My favourite one at three o'clock in the morning was: "Will you be cancelling your private medical insurance now the NHS is going to be all sorted?" Followed closely by: "Did Eton adequately prepare you for an apocalypse and a Third World War?"
The vibe is weird. There are mystery suited men around every corner as if we are on some sort of millionaire quiz show alongside people walking around with broken arms and X-rays.
I walk up five flights of stairs having sat around in the hospital foyer for at least 40 minutes.
A woman with her son telephones her husband: "He was right there - he walked straight past us!"
Now sitting at a table about a metre away from me, having been given only an evening's notice (me - not them) is PM Boris Johnson, Health Secretary Sajid Javid and Chancellor of the Exchequer Rishi Sunak - the "Big Three" at the heart of government.
Instant regret as I focus on the 'senior' bit of my reporter job title like I was trying to impress the Prime Minister with my social standing. "Oh BRILLIANT!" says Boris pitifully as I announce I'm from the Welwyn Hatfield Times.
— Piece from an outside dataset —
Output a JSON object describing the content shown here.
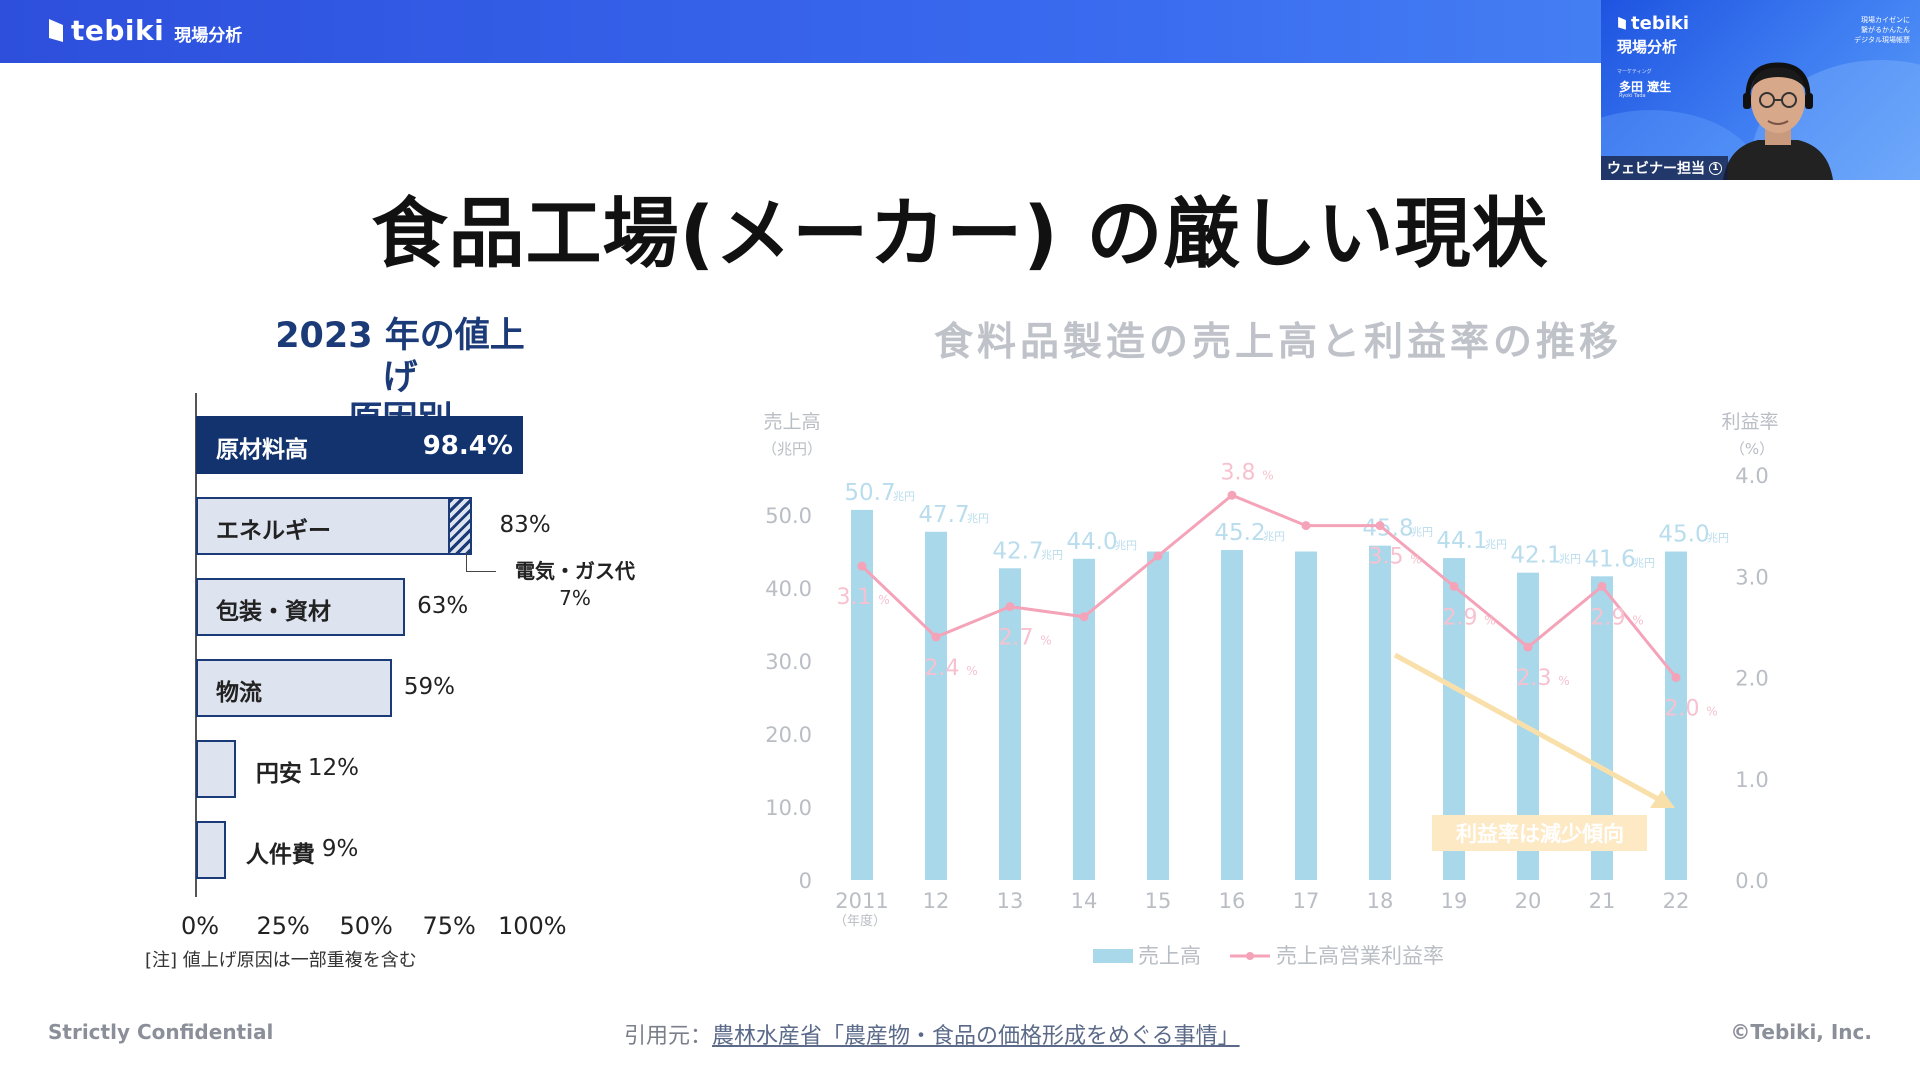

I mean, he might be an avid reader but...More likely is that he remembers his own pathetic local journalism moments and is showing that empathy he has been trained to pull out for any eventuality.
After an awkward series of elbow-bumping - fist-bumping is so last year - we sit down and I launch into my first question, only for Sajid Javid to request that I ask my second question as well.
Readers, news journalism for a paper is not the same as broadcasting. So I am not used to stringing my words together whilst pulling the perfect facial expression and trying to trip them up as well as make notes, take photos and record their comments on my iPhone.
I usually interview 86-year-old ballet dancers and neighbours with bin collection problems. At one point Boris makes a comment about the importance of us all keeping our masks on in a hospital environment. It is clearly a random virtue signal to himself back in November when he was told off three times for being unmasked on a hospital visit. Nobody has tried to take their mask off.
I am channelling my inner Piers Morgan but I'm actually looking more like a teenager on a first date at a school disco - it is a tad intimidating to be honest. And the fact the three of them look exactly how they do on the screen is making it a very surreal situation. What I mean is, usually when you meet familiar faces, they are a bit different to their other version.
Take Rita Simons, Roxy from EastEnders, for example. When I met her doing panto press stuff she was dressed as an evil witch and clutching a plate of pizza and salad in a Greek restaurant.
I really am not a Tory fan, I remind myself as I go and get an espresso from the hospital coffee shop afterwards, but seriously the three of them have obviously been to charm school.
They did kind of wriggle away from my question about making poor people pay for hospitals by asking for the next question and then focussing on that. This is an actual tactic I am later informed by my more politically experienced tabloid sister. (I am not sure she will like being called my tabloid sister.)
Someone mutters something to me about all the receipts being asked for by members of their entourage and makes an off the cuff remark about expense-claiming.
As I made my way, somewhat star-struck, back to my humble Fiat 500, parked not far from the PM's fleet of Range Rovers, I was suddenly hit by one final thought: "I wish I'd got a selfie!"